The size depends on the deployer's AI traffic volume and the regulatory scope. Single-product purchases for a focused use case typically sit in the mid-five-figure annual range. Enterprise-wide platform purchases sit in the high-six-figure to seven-figure annual range, with the price reflecting the traffic volume, the number of identity-bound users, and the support model. The cost of an EU AI Act non-compliance penalty (15 million EUR or 3% of global turnover) reframes the purchase economics for deployers in scope.
- How does the AI security purchase interact with the existing CASB and DLP purchase?

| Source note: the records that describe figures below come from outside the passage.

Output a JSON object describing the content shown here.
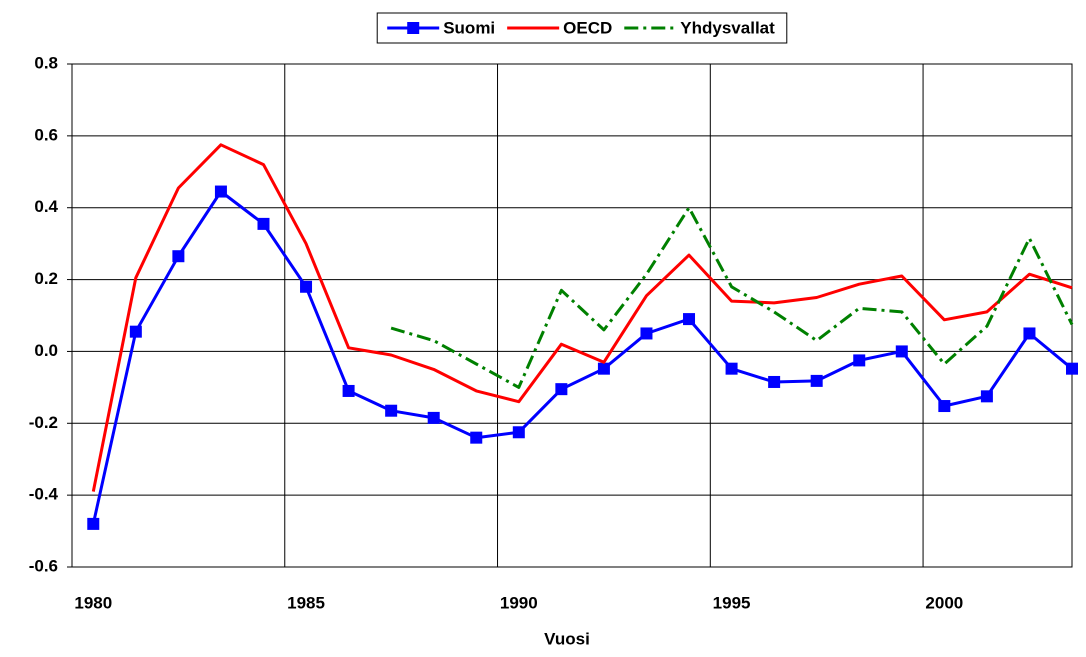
{
  "chart_data": {
    "type": "line",
    "x_label": "Vuosi",
    "categories": [
      "1980",
      null,
      null,
      null,
      null,
      "1985",
      null,
      null,
      null,
      null,
      "1990",
      null,
      null,
      null,
      null,
      "1995",
      null,
      null,
      null,
      null,
      "2000",
      null,
      null,
      null
    ],
    "ylim": [
      -0.6,
      0.8
    ],
    "yticks": [
      -0.6,
      -0.4,
      -0.2,
      {
        "value": 0,
        "label": "0.0"
      },
      {
        "value": 0.2,
        "label": "0.2"
      },
      0.4,
      0.6,
      0.8
    ],
    "grid": true,
    "legend": "top",
    "series": [
      {
        "name": "Suomi",
        "color": "#0000ff",
        "style": "solid",
        "marker": "square",
        "values": [
          -0.48,
          0.055,
          0.265,
          0.445,
          0.355,
          0.18,
          -0.11,
          -0.165,
          -0.185,
          -0.24,
          -0.225,
          -0.105,
          -0.048,
          0.05,
          0.09,
          -0.048,
          -0.085,
          -0.082,
          -0.025,
          0.0,
          -0.152,
          -0.125,
          0.05,
          -0.048
        ]
      },
      {
        "name": "OECD",
        "color": "#ff0000",
        "style": "solid",
        "marker": "none",
        "values": [
          -0.39,
          0.205,
          0.455,
          0.575,
          0.52,
          0.3,
          0.01,
          -0.01,
          -0.05,
          -0.11,
          -0.14,
          0.02,
          -0.03,
          0.155,
          0.268,
          0.14,
          0.135,
          0.15,
          0.187,
          0.21,
          0.088,
          0.11,
          0.215,
          0.177
        ]
      },
      {
        "name": "Yhdysvallat",
        "color": "#008000",
        "style": "dashdot",
        "marker": "none",
        "values": [
          null,
          null,
          null,
          null,
          null,
          null,
          null,
          0.065,
          0.03,
          -0.035,
          -0.1,
          0.17,
          0.06,
          0.215,
          0.4,
          0.18,
          0.11,
          0.03,
          0.12,
          0.11,
          -0.035,
          0.07,
          0.315,
          0.075
        ]
      }
    ]
  }
}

The AI security product covers a surface the CASB and DLP do not reach. The CASB covers SaaS-app adoption. The DLP covers structured data movement across email, storage, and endpoint. The AI security product covers the prompt-layer content and the per-decision authorization. The three products operate at complementary layers, with the AI security product owning the records and the policy at the AI request boundary. The pattern of operating all three is becoming standard at mature enterprises.
- What about open-source AI security tooling?
Open-source projects in the AI security space cover specific functions: prompt classification, guardrail templates, log instrumentation. The projects work as components inside a deployer's own enforcement architecture, with the deployer assembling and operating the layer. The trade-off is between the lower licensing cost and the higher operational responsibility. For deployers with capacity to operate the layer in-house, open-source components fit. For deployers wanting the compliance evidence and the vendor support, commercial products are the more common path.